# taz.de -- Türkei und Griechenland streiten um Gas: Logik der Nationalisten
       
       > Es hat schon banalere Gründe für einen Krieg gegeben: Der Konflikt um
       > Gasvorkommen im Mittelmeer vor Zypern droht sich auf ewig zu verlängern.
       
 (IMG) Bild: Ein türkisches Bohrschiff vor Zypern im August 2019
       
       Wenn das eine Dorf einen Stromanschluss erhält, der Nachbarort aber nicht,
       dann ist das ungerecht. Aber daraus erwächst kein Drama.
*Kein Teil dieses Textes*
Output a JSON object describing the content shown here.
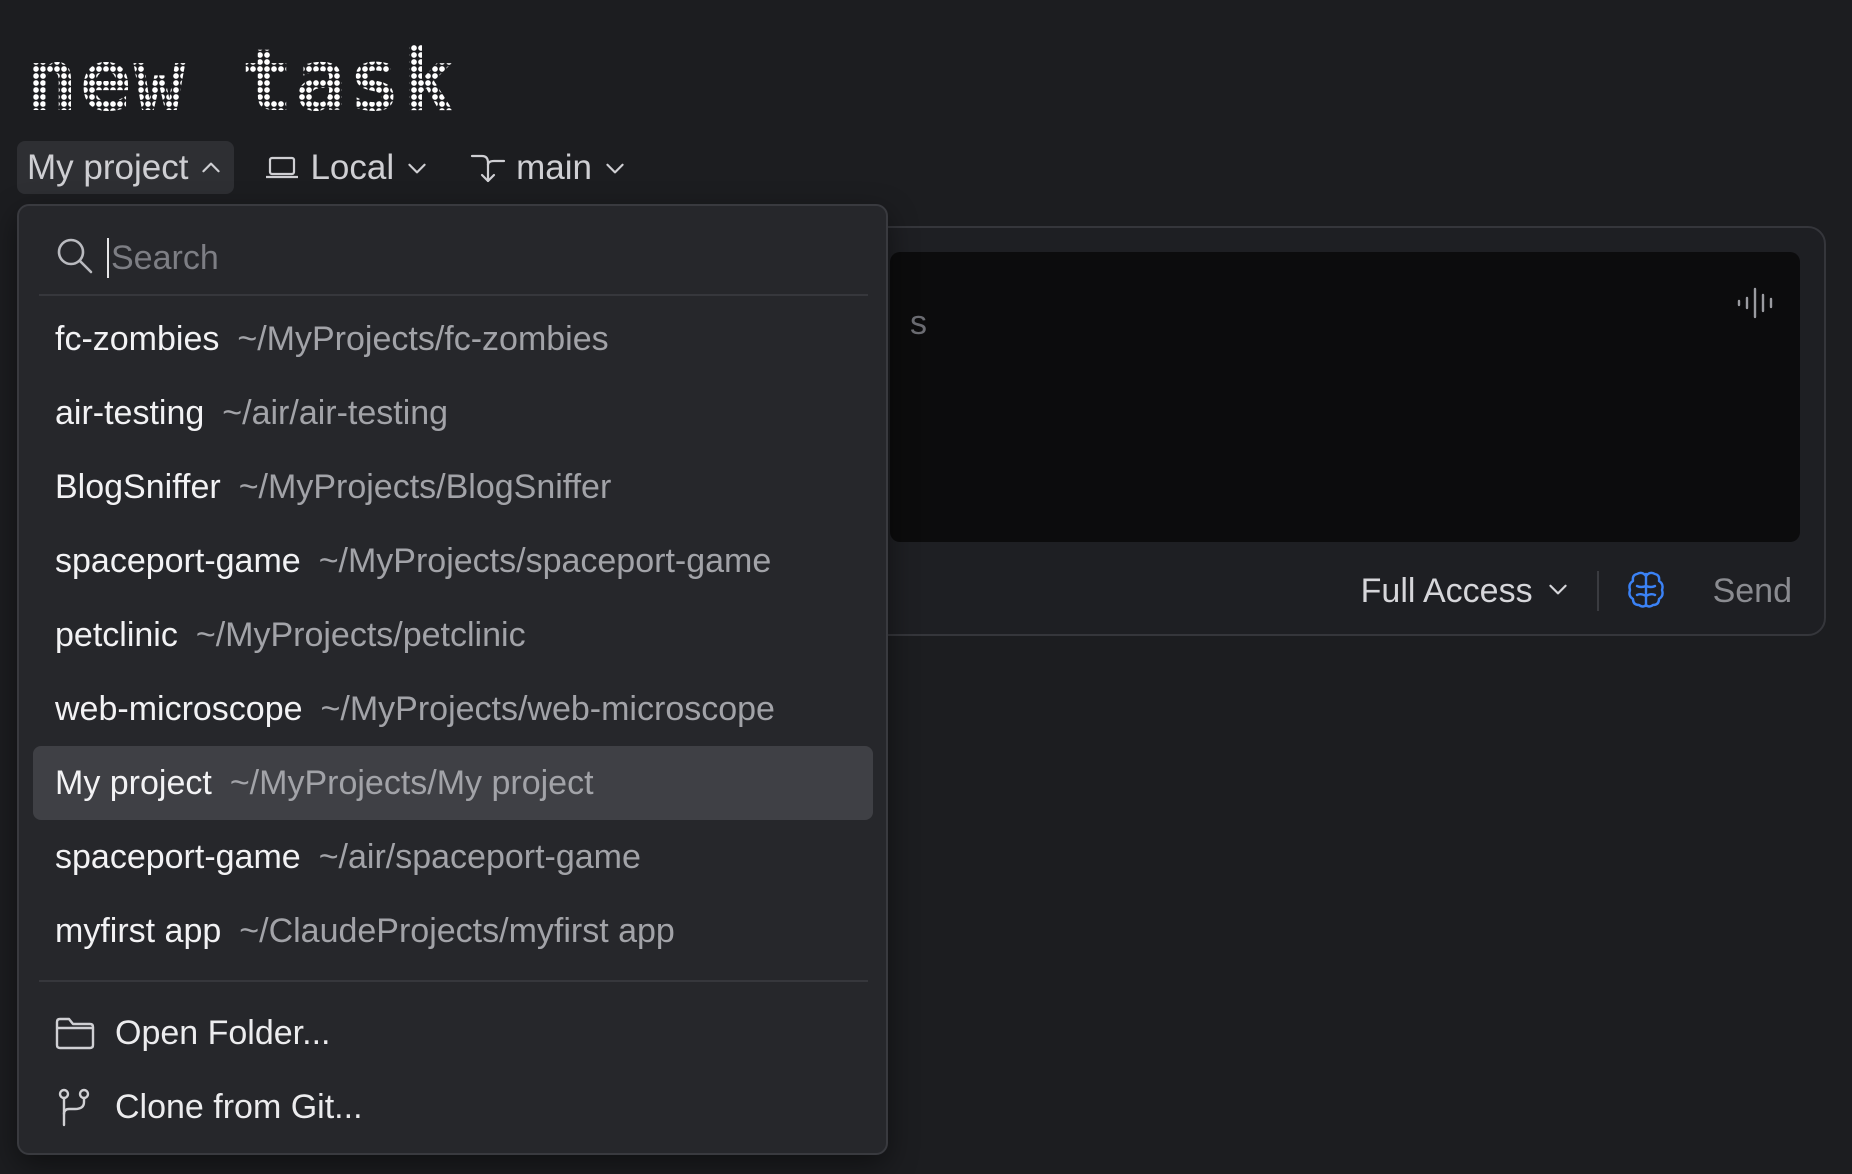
{
  "title": "new task",
  "toolbar": {
    "project_label": "My project",
    "env_label": "Local",
    "branch_label": "main"
  },
  "composer": {
    "placeholder_visible": "s",
    "access_label": "Full Access",
    "send_label": "Send"
  },
  "dropdown": {
    "search_placeholder": "Search",
    "projects": [
      {
        "name": "fc-zombies",
        "path": "~/MyProjects/fc-zombies",
        "selected": false
      },
      {
        "name": "air-testing",
        "path": "~/air/air-testing",
        "selected": false
      },
      {
        "name": "BlogSniffer",
        "path": "~/MyProjects/BlogSniffer",
        "selected": false
      },
      {
        "name": "spaceport-game",
        "path": "~/MyProjects/spaceport-game",
        "selected": false
      },
      {
        "name": "petclinic",
        "path": "~/MyProjects/petclinic",
        "selected": false
      },
      {
        "name": "web-microscope",
        "path": "~/MyProjects/web-microscope",
        "selected": false
      },
      {
        "name": "My project",
        "path": "~/MyProjects/My project",
        "selected": true
      },
      {
        "name": "spaceport-game",
        "path": "~/air/spaceport-game",
        "selected": false
      },
      {
        "name": "myfirst app",
        "path": "~/ClaudeProjects/myfirst app",
        "selected": false
      }
    ],
    "open_folder_label": "Open Folder...",
    "clone_label": "Clone from Git..."
  },
  "colors": {
    "background": "#1c1d20",
    "dropdown_bg": "#26272b",
    "selected_bg": "#3f4045",
    "accent_blue": "#3b82f6"
  },
  "icons": [
    "chevron-up-icon",
    "laptop-icon",
    "branch-icon",
    "chevron-down-icon",
    "search-icon",
    "mic-waveform-icon",
    "brain-icon",
    "folder-icon",
    "git-fork-icon"
  ]
}
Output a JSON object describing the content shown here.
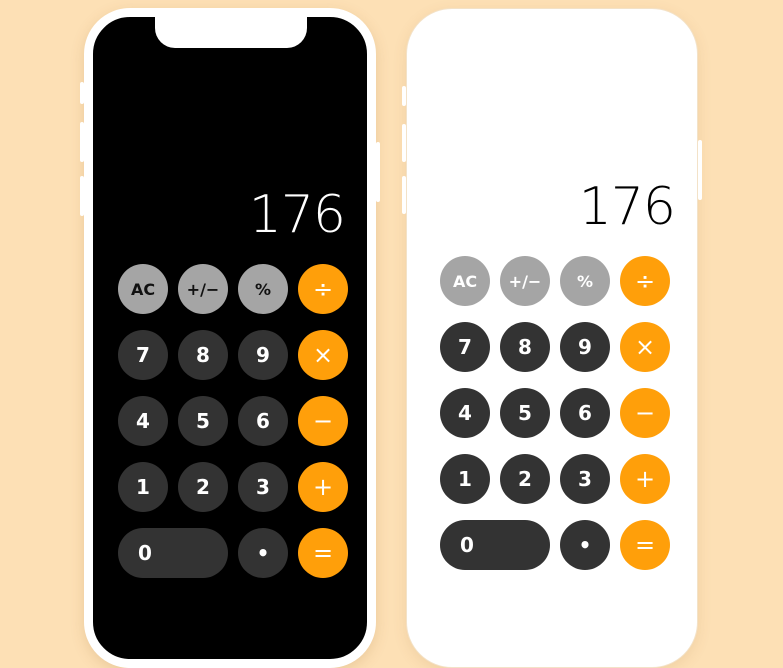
{
  "display_value": "176",
  "keys": {
    "clear": "AC",
    "sign": "+/−",
    "percent": "%",
    "divide": "÷",
    "seven": "7",
    "eight": "8",
    "nine": "9",
    "multiply": "×",
    "four": "4",
    "five": "5",
    "six": "6",
    "subtract": "−",
    "one": "1",
    "two": "2",
    "three": "3",
    "add": "+",
    "zero": "0",
    "decimal": "•",
    "equals": "="
  },
  "colors": {
    "background": "#fde0b5",
    "function_key": "#a5a5a5",
    "number_key": "#333333",
    "operator_key": "#ff9f0a"
  }
}
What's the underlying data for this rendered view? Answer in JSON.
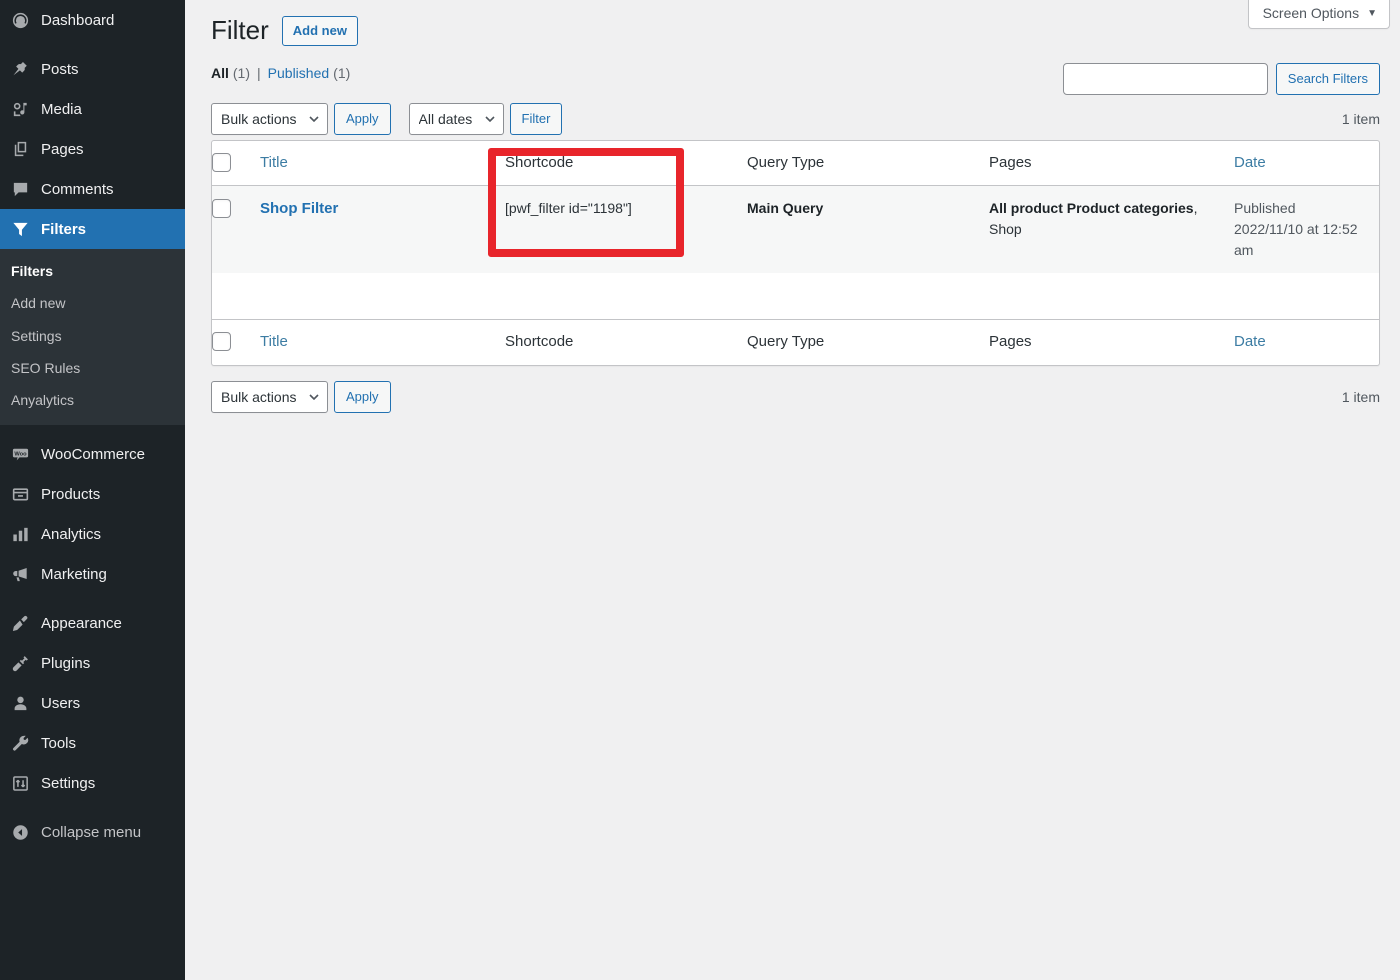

Wenn aber der eine
       Dorfvorsteher ein Grieche und der andere ein Türke ist, wenn Nationalisten
       die Stromfrage zur prinzipiellen Angelegenheit erklären und daraus
       Ansprüche für ein ganzes Land ableiten, wird es gefährlich.
       
       Wenn sie dann bewaffnete Milizen gründen und die Einwohner der nächsten
       Stadt, ja des ganzen Landes mobilisieren und sich schließlich fremde
       Staaten in den Konflikt einmischen – dann, ja dann erwächst daraus ein
       Krieg. So begann vor mehr als 60 Jahren der Zypernkonflikt.
       
       Heute geht es nicht mehr um die Straßenbeleuchtung von Dörfern, sondern
       [1][um Gasvorkommen im Mittelmeer und Milliardengeschäfte]. Aber das
       Prinzip ist das gleiche geblieben. Griechische und türkische Zyprioten
       streiten sich auf ihrer längst geteilten Insel um wirtschaftliche
       Ressourcen. Die „Mutterländer“ Griechenland und die Türkei nehmen für
       jeweils ihre Volksgruppe Partei und drohen einander. Es hat schon banalere
       Gründe für einen Krieg gegeben.
       
       Völkerrechtlich betrachtet spricht vieles dafür, der griechischen Position
       recht zu geben, nach der nur [2][Zypern] das Gas rund um die Insel fördern
       darf. Die türkische Auffassung, man könne die Naturschätze vor der Küste
       ohne Rücksicht auf den Inselstaat ausbeuten, steht auf tönernen Füßen.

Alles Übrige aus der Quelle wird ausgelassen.